The other critical piece of moving people around the city is public transport, which is a significant building block of an advanced society. If you go to any country or any city where there’s good public transport, it speaks volumes. Meanwhile, we have an ailing bus system that has not been shown the love it should have. Only 3 per cent of people bus to work in greater Hobart. Real‑time tracking of buses is still a significant problem. That was denied at the Metro Estimates committee, even though I’ve had personal experience and hear about this all the time from public transport users.

When we don’t have reliable and predictable services, people don’t use them. It’s as simple as that. We need to get to that point where we can have faith in our bus service. We should be aiming for more than 3 per cent of people using public transport, but they won’t use it until those buses are arriving on time, they’re more frequent and the bus services that have been cut are restored. Not that we are going to see that any time soon. Another travesty, another lack of investment in an intelligent way of getting people around their communities and to work. Productivity goes down when you don’t have a good bus service.

We also heard the tale of woe of the Cubic common ticketing for public transport. I believe the project started in 2017 or 2018 and is up from $9 million to almost $60 million, with no clear end in sight. It is a costly mistake to pursue projects that don’t stack up and don’t deliver for a clever city and community. There are fares and bus services that won’t be even considered for reinstatement until the Southern Tasmanian Network review is finalised.

These are just some of those services that will have to give way to make space in the budget for the stadium project. The impacts can be devastating. It’s a false belief that cutting public services will result in good outcomes. When public service jobs are gone in areas such as teaching, we know that teachers are under a lot of stress. That’s just one example. I know of many people in the public sector who are doing it tough because of the stress they’re under.

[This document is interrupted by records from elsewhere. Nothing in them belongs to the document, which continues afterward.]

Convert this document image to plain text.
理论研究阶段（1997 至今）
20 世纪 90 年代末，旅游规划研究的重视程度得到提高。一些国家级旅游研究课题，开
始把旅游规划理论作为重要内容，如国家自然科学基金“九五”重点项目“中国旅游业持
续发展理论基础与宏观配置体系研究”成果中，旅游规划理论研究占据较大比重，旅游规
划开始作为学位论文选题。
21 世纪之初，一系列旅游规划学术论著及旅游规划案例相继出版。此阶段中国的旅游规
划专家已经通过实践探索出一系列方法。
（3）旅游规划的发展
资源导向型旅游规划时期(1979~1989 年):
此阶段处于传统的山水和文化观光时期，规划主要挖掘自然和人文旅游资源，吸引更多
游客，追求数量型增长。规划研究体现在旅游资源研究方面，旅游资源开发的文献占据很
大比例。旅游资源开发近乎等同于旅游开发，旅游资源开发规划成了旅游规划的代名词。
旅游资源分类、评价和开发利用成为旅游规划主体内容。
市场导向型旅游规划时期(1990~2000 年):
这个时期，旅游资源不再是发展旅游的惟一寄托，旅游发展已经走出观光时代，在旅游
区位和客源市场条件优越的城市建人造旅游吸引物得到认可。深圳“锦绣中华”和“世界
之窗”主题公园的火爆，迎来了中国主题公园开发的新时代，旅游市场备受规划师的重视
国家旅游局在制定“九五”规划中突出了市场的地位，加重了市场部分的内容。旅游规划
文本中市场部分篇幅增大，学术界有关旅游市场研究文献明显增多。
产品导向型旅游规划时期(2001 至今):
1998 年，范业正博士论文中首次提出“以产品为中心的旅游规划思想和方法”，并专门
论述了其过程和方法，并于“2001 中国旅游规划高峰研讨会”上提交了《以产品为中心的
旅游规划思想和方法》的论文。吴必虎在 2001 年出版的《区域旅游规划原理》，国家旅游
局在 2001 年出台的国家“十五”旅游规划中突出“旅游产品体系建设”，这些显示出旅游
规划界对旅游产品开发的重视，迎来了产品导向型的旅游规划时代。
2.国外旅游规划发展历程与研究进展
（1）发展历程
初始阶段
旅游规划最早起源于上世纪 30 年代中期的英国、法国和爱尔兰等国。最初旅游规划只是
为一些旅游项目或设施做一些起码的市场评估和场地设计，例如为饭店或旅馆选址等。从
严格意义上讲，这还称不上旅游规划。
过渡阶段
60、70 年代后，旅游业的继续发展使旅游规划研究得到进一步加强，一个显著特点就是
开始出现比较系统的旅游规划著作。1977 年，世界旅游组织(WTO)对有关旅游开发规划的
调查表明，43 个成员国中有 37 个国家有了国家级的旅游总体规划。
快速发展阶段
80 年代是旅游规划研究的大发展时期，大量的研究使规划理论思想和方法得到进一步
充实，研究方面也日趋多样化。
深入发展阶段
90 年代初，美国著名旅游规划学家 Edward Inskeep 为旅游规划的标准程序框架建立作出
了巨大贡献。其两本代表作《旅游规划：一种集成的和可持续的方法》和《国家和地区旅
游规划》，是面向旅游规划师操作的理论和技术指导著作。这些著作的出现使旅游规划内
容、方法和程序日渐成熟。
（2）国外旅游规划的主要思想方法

Planning is a passion of mine, and we know that delivering good planning outcomes is good for the environment, if we are not building on the borders and pushing housing out into bushland, into farmland. It’s not only going to be cheaper to build medium‑density in infill in the inner city, but it’s also going to have better environmental outcomes, so we should be trying to do that. We know that there are advocates ‑ such as the Planning Institute of Australia Tasmanian branch and the Greater Hobart Committee ‑ who are looking at having medium density in infill areas along the Hobart to Glenorchy transit corridor and improving density, allowing housing to thrive and to be built there. As a pilot project it could be really beneficial. We have nothing in the Budget. In fact, it’s been denied. You don’t want to push out on the urban boundaries. We want outcomes that are good for the environment, and we’re not seeing that necessarily in this Budget. By not putting pressure on our stormwater and waterways, we can reduce the impacts and costs of building. We have to be ready for a climate‑resilient future. There’s still a long way to go.

In the couple of minutes that I have left, I’d like to give a shout‑out to minister Bridget Archer and her approach to preventative health, and recognising that there is that opportunity to invest in our communities by making health the first course of things you do to keep people out of hospital. Keeping communities healthy, making them resilient in the face of climate change, is something that we, as a state, should be working towards. There is so much to be done there, and I think that minister Archer and the Premier should be commended for showing leadership in resilience, and being ready for those challenges of an ageing and unwell population. We should be aiming for the healthiest island in the world.

We’ve had lost opportunities with this Budget, and I think there are things that we should be considering. We live with global uncertainty in the face of wars, of other global events, of climate change and natural disasters, and we need to be spending well for our community. It’s so important to get this right. We’re going into an area of spending which I don’t feel is the right thing for Tasmania.